In the eurozone, "a recession has looked unavoidable for some time, and we now think it will be deeper than most anticipate," said a report published in early October by the London-based consultancy Capital Economics.
The reasons for this pessimism include: manufacturing output is already declining and service activities are less; inflation is in double-digit territory and does not seem to have peaked; business surveys show companies plan to go on raising prices, and the labor market is still very tight.
Looking ahead, the European economy is quite vulnerable to possible chaos.
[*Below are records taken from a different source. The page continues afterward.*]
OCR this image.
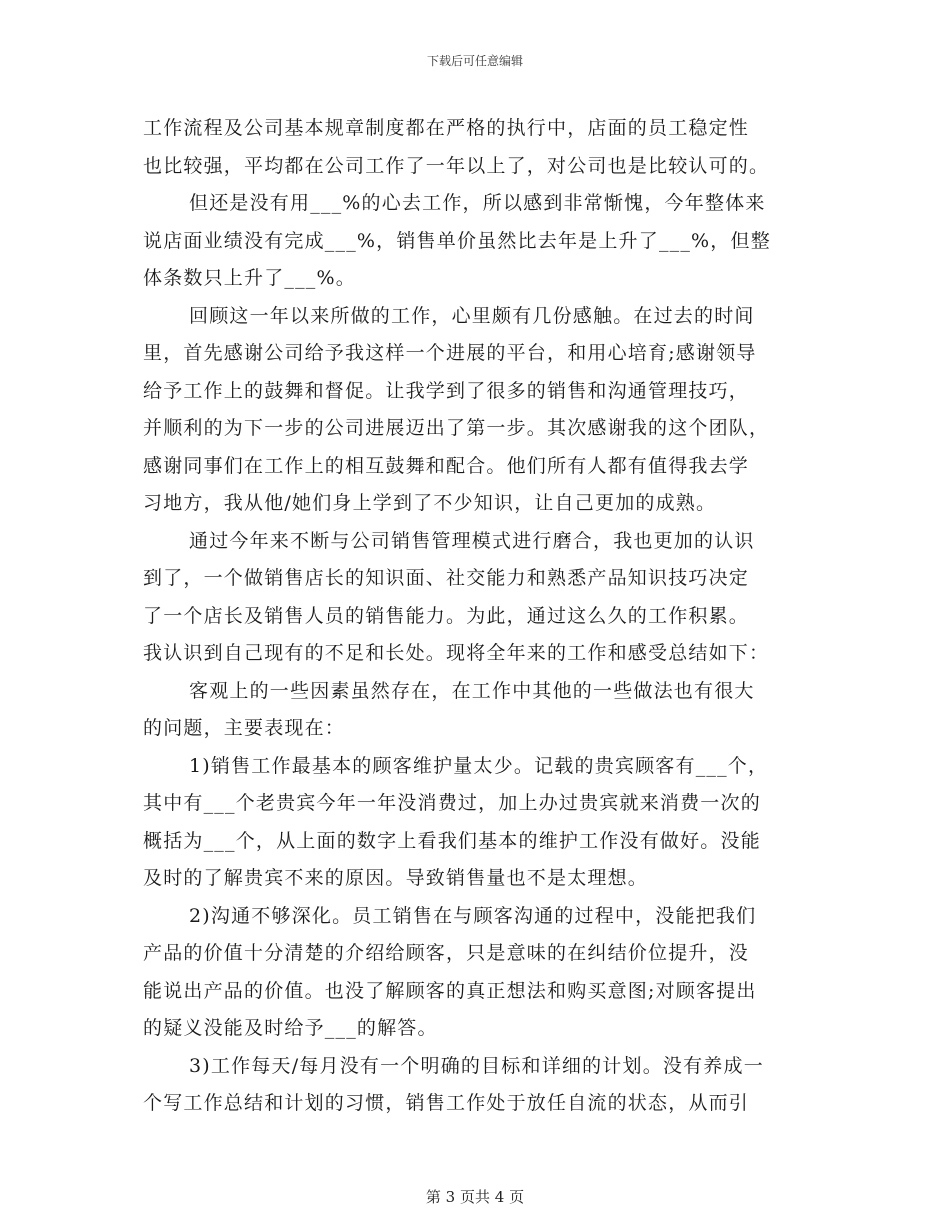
下载后可任意编辑
工作流程及公司基本规章制度都在严格的执行中，店面的员工稳定性
也比较强，平均都在公司工作了一年以上了，对公司也是比较认可的。
但还是没有用___%的心去工作，所以感到非常惭愧，今年整体来
说店面业绩没有完成___%，销售单价虽然比去年是上升了___%，但整
体条数只上升了___%。
回顾这一年以来所做的工作，心里颇有几份感触。在过去的时间
里，首先感谢公司给予我这样一个进展的平台，和用心培育;感谢领导
给予工作上的鼓舞和督促。让我学到了很多的销售和沟通管理技巧，
并顺利的为下一步的公司进展迈出了第一步。其次感谢我的这个团队，
感谢同事们在工作上的相互鼓舞和配合。他们所有人都有值得我去学
习地方，我从他/她们身上学到了不少知识，让自己更加的成熟。
通过今年来不断与公司销售管理模式进行磨合，我也更加的认识
到了，一个做销售店长的知识面、社交能力和熟悉产品知识技巧决定
了一个店长及销售人员的销售能力。为此，通过这么久的工作积累。
我认识到自己现有的不足和长处。现将全年来的工作和感受总结如下：
客观上的一些因素虽然存在，在工作中其他的一些做法也有很大
的问题，主要表现在：
1)销售工作最基本的顾客维护量太少。记载的贵宾顾客有___个，
其中有___个老贵宾今年一年没消费过，加上办过贵宾就来消费一次的
概括为___个，从上面的数字上看我们基本的维护工作没有做好。没能
及时的了解贵宾不来的原因。导致销售量也不是太理想。
2)沟通不够深化。员工销售在与顾客沟通的过程中，没能把我们
产品的价值十分清楚的介绍给顾客，只是意味的在纠结价位提升，没
能说出产品的价值。也没了解顾客的真正想法和购买意图;对顾客提出
的疑义没能及时给予___的解答。
3)工作每天/每月没有一个明确的目标和详细的计划。没有养成一
个写工作总结和计划的习惯，销售工作处于放任自流的状态，从而引
第 3 页共 4 页
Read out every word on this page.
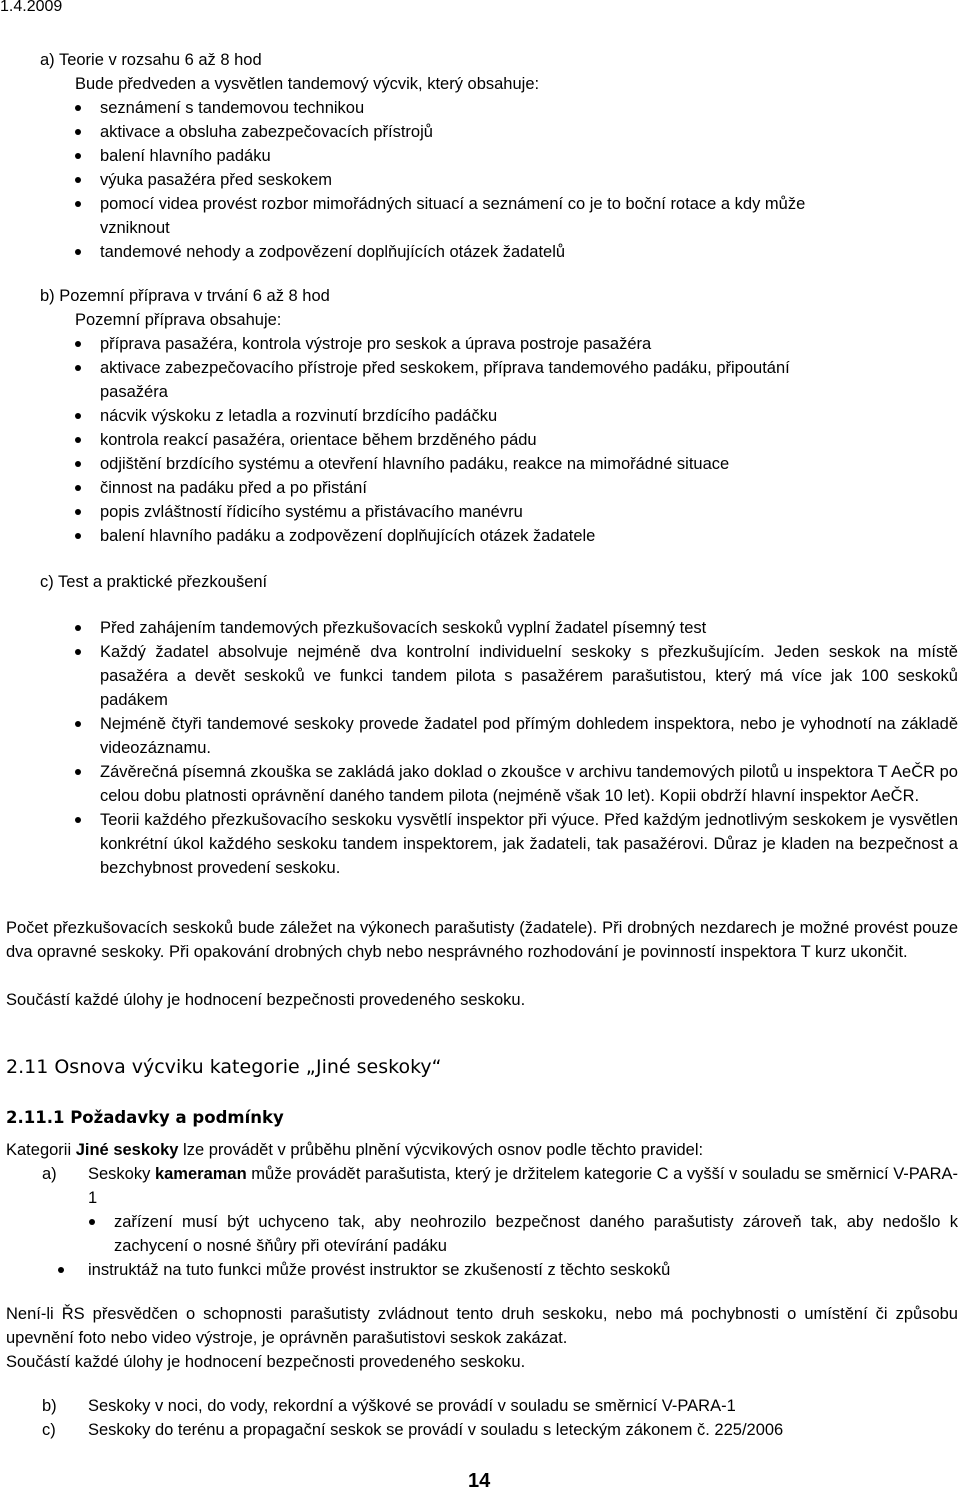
1.4.2009
a) Teorie v rozsahu 6 až 8 hod
Bude předveden a vysvětlen tandemový výcvik, který obsahuje:
seznámení s tandemovou technikou
aktivace a obsluha zabezpečovacích přístrojů
balení hlavního padáku
výuka pasažéra před seskokem
pomocí videa provést rozbor mimořádných situací a seznámení co je to boční rotace a kdy může
vzniknout
tandemové nehody a zodpovězení doplňujících otázek žadatelů
b) Pozemní příprava v trvání 6 až 8 hod
Pozemní příprava obsahuje:
příprava pasažéra, kontrola výstroje pro seskok a úprava postroje pasažéra
aktivace zabezpečovacího přístroje před seskokem, příprava tandemového padáku, připoutání
pasažéra
nácvik výskoku z letadla a rozvinutí brzdícího padáčku
kontrola reakcí pasažéra, orientace během brzděného pádu
odjištění brzdícího systému a otevření hlavního padáku, reakce na mimořádné situace
činnost na padáku před a po přistání
popis zvláštností řídicího systému a přistávacího manévru
balení hlavního padáku a zodpovězení doplňujících otázek žadatele
c) Test a praktické přezkoušení
Před zahájením tandemových přezkušovacích seskoků vyplní žadatel písemný test
Každý žadatel absolvuje nejméně dva kontrolní individuelní seskoky s přezkušujícím. Jeden seskok na místě pasažéra a devět seskoků ve funkci tandem pilota s pasažérem parašutistou, který má více jak 100 seskoků padákem
Nejméně čtyři tandemové seskoky provede žadatel pod přímým dohledem inspektora, nebo je vyhodnotí na základě videozáznamu.
Závěrečná písemná zkouška se zakládá jako doklad o zkoušce v archivu tandemových pilotů u inspektora T AeČR po celou dobu platnosti oprávnění daného tandem pilota (nejméně však 10 let). Kopii obdrží hlavní inspektor AeČR.
Teorii každého přezkušovacího seskoku vysvětlí inspektor při výuce. Před každým jednotlivým seskokem je vysvětlen konkrétní úkol každého seskoku tandem inspektorem, jak žadateli, tak pasažérovi. Důraz je kladen na bezpečnost a bezchybnost provedení seskoku.
Počet přezkušovacích seskoků bude záležet na výkonech parašutisty (žadatele). Při drobných nezdarech je možné provést pouze dva opravné seskoky. Při opakování drobných chyb nebo nesprávného rozhodování je povinností inspektora T kurz ukončit.
Součástí každé úlohy je hodnocení bezpečnosti provedeného seskoku.
2.11 Osnova výcviku kategorie „Jiné seskoky“
2.11.1 Požadavky a podmínky
Kategorii Jiné seskoky lze provádět v průběhu plnění výcvikových osnov podle těchto pravidel:
a)	Seskoky kameraman může provádět parašutista, který je držitelem kategorie C a vyšší v souladu se směrnicí V-PARA-1
zařízení musí být uchyceno tak, aby neohrozilo bezpečnost daného parašutisty zároveň tak, aby nedošlo k zachycení o nosné šňůry při otevírání padáku
instruktáž na tuto funkci může provést instruktor se zkušeností z těchto seskoků
Není-li ŘS přesvědčen o schopnosti parašutisty zvládnout tento druh seskoku, nebo má pochybnosti o umístění či způsobu upevnění foto nebo video výstroje, je oprávněn parašutistovi seskok zakázat.
Součástí každé úlohy je hodnocení bezpečnosti provedeného seskoku.
b) Seskoky v noci, do vody, rekordní a výškové se provádí v souladu se směrnicí V-PARA-1
c) Seskoky do terénu a propagační seskok se provádí v souladu s leteckým zákonem č. 225/2006
14
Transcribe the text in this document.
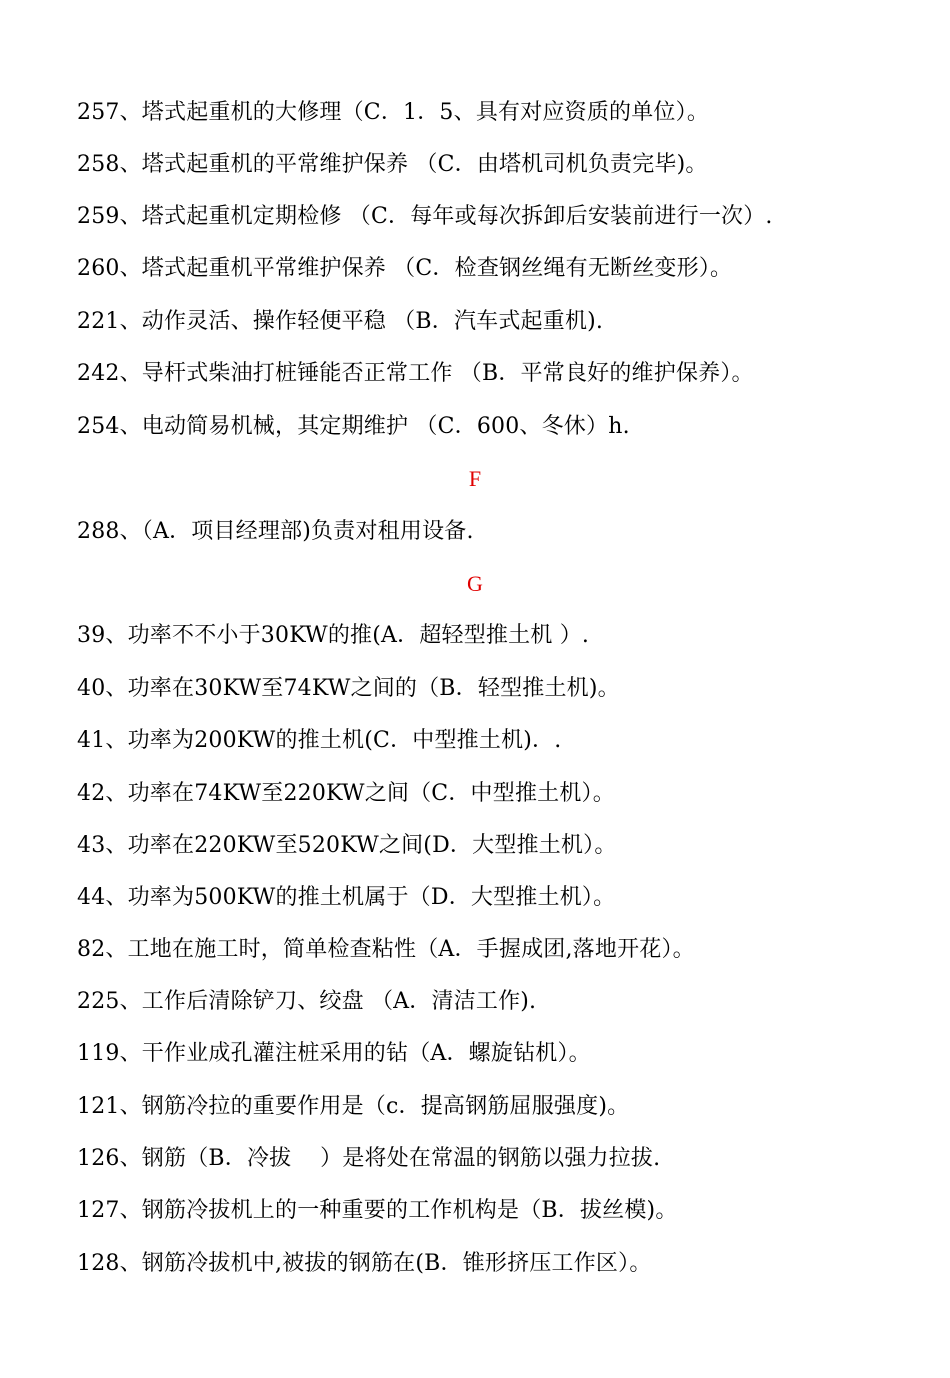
257、塔式起重机的大修理（C．1．5、具有对应资质的单位）。
258、塔式起重机的平常维护保养 （C．由塔机司机负责完毕)。
259、塔式起重机定期检修 （C．每年或每次拆卸后安装前进行一次）.
260、塔式起重机平常维护保养 （C．检查钢丝绳有无断丝变形）。
221、动作灵活、操作轻便平稳 （B．汽车式起重机).
242、导杆式柴油打桩锤能否正常工作 （B．平常良好的维护保养）。
254、电动简易机械，其定期维护 （C．600、冬休）h.
F
288、（A．项目经理部)负责对租用设备.
G
39、功率不不小于30KW的推(A．超轻型推土机 ）.
40、功率在30KW至74KW之间的（B．轻型推土机)。
41、功率为200KW的推土机(C．中型推土机)．.
42、功率在74KW至220KW之间（C．中型推土机）。
43、功率在220KW至520KW之间(D．大型推土机）。
44、功率为500KW的推土机属于（D．大型推土机）。
82、工地在施工时，简单检查粘性（A．手握成团,落地开花）。
225、工作后清除铲刀、绞盘 （A．清洁工作).
119、干作业成孔灌注桩采用的钻（A．螺旋钻机）。
121、钢筋冷拉的重要作用是（c．提高钢筋屈服强度)。
126、钢筋（B．冷拔    ）是将处在常温的钢筋以强力拉拔.
127、钢筋冷拔机上的一种重要的工作机构是（B．拔丝模)。
128、钢筋冷拔机中,被拔的钢筋在(B．锥形挤压工作区）。
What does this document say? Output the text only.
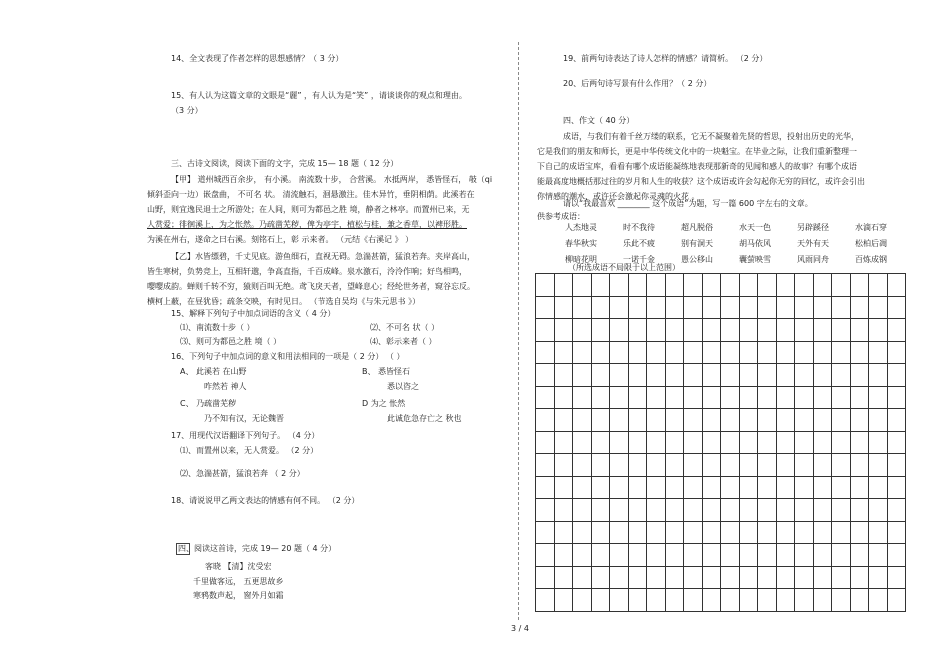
14、全文表现了作者怎样的思想感情？（ 3 分）
15、有人认为这篇文章的文眼是“麗” ，有人认为是“笑” ，请谈谈你的观点和理由。
（3 分）
三、古诗文阅读，阅读下面的文字，完成 15— 18 题（ 12 分）
【甲】 道州城西百余步， 有小溪。 南流数十步， 合营溪。 水抵两岸， 悉皆怪石， 攲（qi
傾斜歪向一边）嵌盘曲， 不可名 状。 清流触石，洄悬激注。佳木异竹，垂阴相荫。此溪若在
山野，则宜逸民退士之所游处；在人间，则可为都邑之胜 境，静者之林亭。而置州已来，无
人赏爱；徘徊溪上，为之怅然。乃疏凿芜秽，俾为亭宇，植松与桂，兼之香草，以裨形胜。
为溪在州右，遂命之曰右溪。刻铭石上，彰 示来者。 （元结《右溪记 》 ）
【乙】水皆缥碧，千丈见底。游鱼细石，直视无碍。急湍甚箭，猛浪若奔。夹岸高山，
皆生寒树，负势竞上，互相轩邈，争高直指，千百成峰。泉水激石，泠泠作响；好鸟相鸣，
嘤嘤成韵。蝉则千转不穷，猿则百叫无绝。鸢飞戾天者，望峰息心；经纶世务者，窥谷忘反。
横柯上蔽，在昼犹昏；疏条交映，有时见日。 （节选自吴均《与朱元思书 》）
15、解释下列句子中加点词语的含义（ 4 分）
⑴、南流数十步（ ）	⑵、不可名 状（ ）
⑶、则可为都邑之胜 境（ ）	⑷、彰示来者（ ）
16、下列句子中加点词的意义和用法相同的一项是（ 2 分） （ ）
A、 此溪若 在山野
咋然若 神人
B、 悉皆怪石
悉以咨之
C、 乃疏凿芜秽
乃不知有汉，无论魏晋
D 为之 怅然
此诚危急存亡之 秋也
17、用现代汉语翻译下列句子。 （4 分）
⑴、而置州以来，无人赏爱。 （2 分）
⑵、急湍甚箭，猛浪若奔 （ 2 分）
18、请说说甲乙两文表达的情感有何不同。 （2 分）
四、阅读这首诗，完成 19— 20 题（ 4 分）
客晓 【清】沈受宏
千里做客远， 五更思故乡
寒鸦数声起， 窗外月如霜
19、前两句诗表达了诗人怎样的情感？请简析。 （2 分）
20、后两句诗写景有什么作用？（ 2 分）
四、作文（ 40 分）
成语，与我们有着千丝万缕的联系，它无不凝聚着先贤的哲思，投射出历史的光华，
它是我们的朋友和师长，更是中华传统文化中的一块魁宝。在毕业之际，让我们重新整理一
下自己的成语宝库，看看有哪个成语能凝练地表现那新奇的见闻和感人的故事？有哪个成语
能最高度地概括那过往的岁月和人生的收获？这个成语或许会勾起你无穷的回忆，或许会引出
你情感的潮水，或许还会激起你灵魂的火花 。
请以“我最喜欢 ________ 这个成语”为题，写一篇 600 字左右的文章。
供参考成语：
人杰地灵	时不我待	超凡脱俗	水天一色	另辟蹊径	水滴石穿
春华秋实	乐此不疲	别有洞天	胡马依风	天外有天	松柏后凋
柳暗花明	一诺千金	愚公移山	囊萤映雪	风雨同舟	百炼成钢
（所选成语不局限于以上范围）
3 / 4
Another recent report of Capital Economics says the eurozone "risks turmoil even if governments stay responsible."
While a large-scale tax-cutting package in Britain has raised severe concerns over its fiscal health and caused turmoil in financial markets, the public finances of some member states in the eurozone, most notably Italy, are in worse initial shape than Britain's, explained Franziska Palmas, the consultancy's senior Europe economist, in the report.
"This suggests it may not take as large and discretionary a fiscal loosening as in the UK for concerns about Italy's public finances to flare up. Some modest loosening, which the new government may well engage in, may be enough," Palmas said, adding that the structure of the currency union means the European Central Bank may not respond to any turmoil as quickly as the Bank of England, especially if any trouble stems from actions in Italy.